Specific Imaging Findings

Radiation-induced leukoencephalopathy presents with rapidly progressive, symmetric CT hypodensities and T2 hyperintensities in the periventricular and deep white matter, initially with sparing of the corpus callosum and subcortical arcuate fibers. Over time, lesions increase in size and coalesce leading to a confluent pattern with smooth peripheral margins. Concurrent cerebral atrophy may develop and rapidly progress. The affected white matter is of increased diffusivity on ADC maps and gradual decrease of rCBV on perfusion imaging may be observed. Pediatric patients may develop a mineralizing microangiopathy months or years following radiation or more commonly combined chemoradiation, with large calcifications within the affected white matter. Symptomatic reversible methotrexate toxicity shows T2 hyperintense areas in the supratentorial and cerebellar cortex and subcortical white matter in addition to deep white matter changes. Chemotherapy with or without radiotherapy, typically including intrathecal methotrexate, may lead to disseminated necrotizing leukoencephalopathy, characterized by rapidly progressive confluent white matter T2 hyperintensity and T1 hypointensity with internal hemorrhages and corresponding ill-defined areas of enhancement, which can evolve into circular necrotic lesions.
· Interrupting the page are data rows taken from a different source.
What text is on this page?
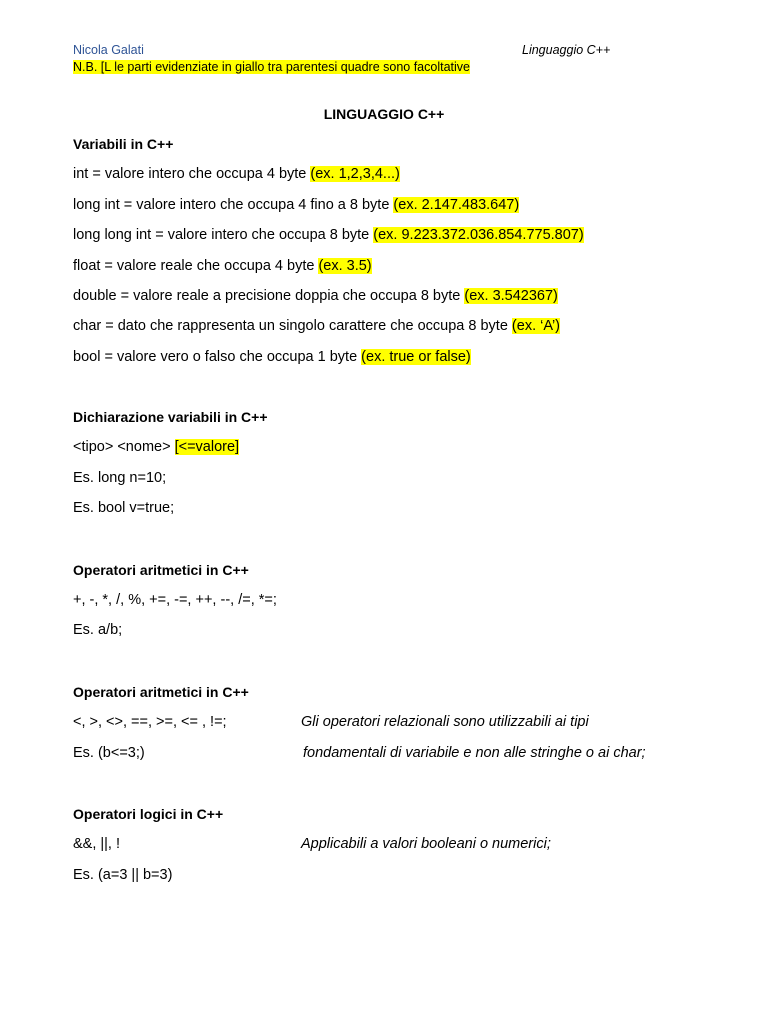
Nicola Galati	Linguaggio C++
N.B. [L le parti evidenziate in giallo tra parentesi quadre sono facoltative
LINGUAGGIO C++
Variabili in C++
int = valore intero che occupa 4 byte (ex. 1,2,3,4...)
long int = valore intero che occupa 4 fino a 8 byte (ex. 2.147.483.647)
long long int = valore intero che occupa 8 byte (ex. 9.223.372.036.854.775.807)
float = valore reale che occupa 4 byte (ex. 3.5)
double = valore reale a precisione doppia che occupa 8 byte (ex. 3.542367)
char = dato che rappresenta un singolo carattere che occupa 8 byte (ex. ‘A’)
bool = valore vero o falso che occupa 1 byte (ex. true or false)
Dichiarazione variabili in C++
<tipo> <nome> [<=valore]
Es. long n=10;
Es. bool v=true;
Operatori aritmetici in C++
+, -, *, /, %, +=, -=, ++, --, /=, *=;
Es. a/b;
Operatori aritmetici in C++
<, >, <>, ==, >=, <= , !=;	Gli operatori relazionali sono utilizzabili ai tipi
Es. (b<=3;)	fondamentali di variabile e non alle stringhe o ai char;
Operatori logici in C++
&&, ||, !	Applicabili a valori booleani o numerici;
Es. (a=3 || b=3)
Pertinent Clinical Information

Radiation-induced delayed encephalopathy is a common and serious irreversible condition characterized by neurocognitive deterioration ranging from mild impairment to dementia. Known risk factors include combined radiation and chemotherapy, diabetes, hypertension, and advanced age. It is particularly common following whole-brain radiotherapy (WBRT), which can induce cognitive dysfunction in up to 50% of long-term survivors. Preexisting leukoaraiosis appears to be a predisposing factor for developing further leukoencephalopathy after WBRT.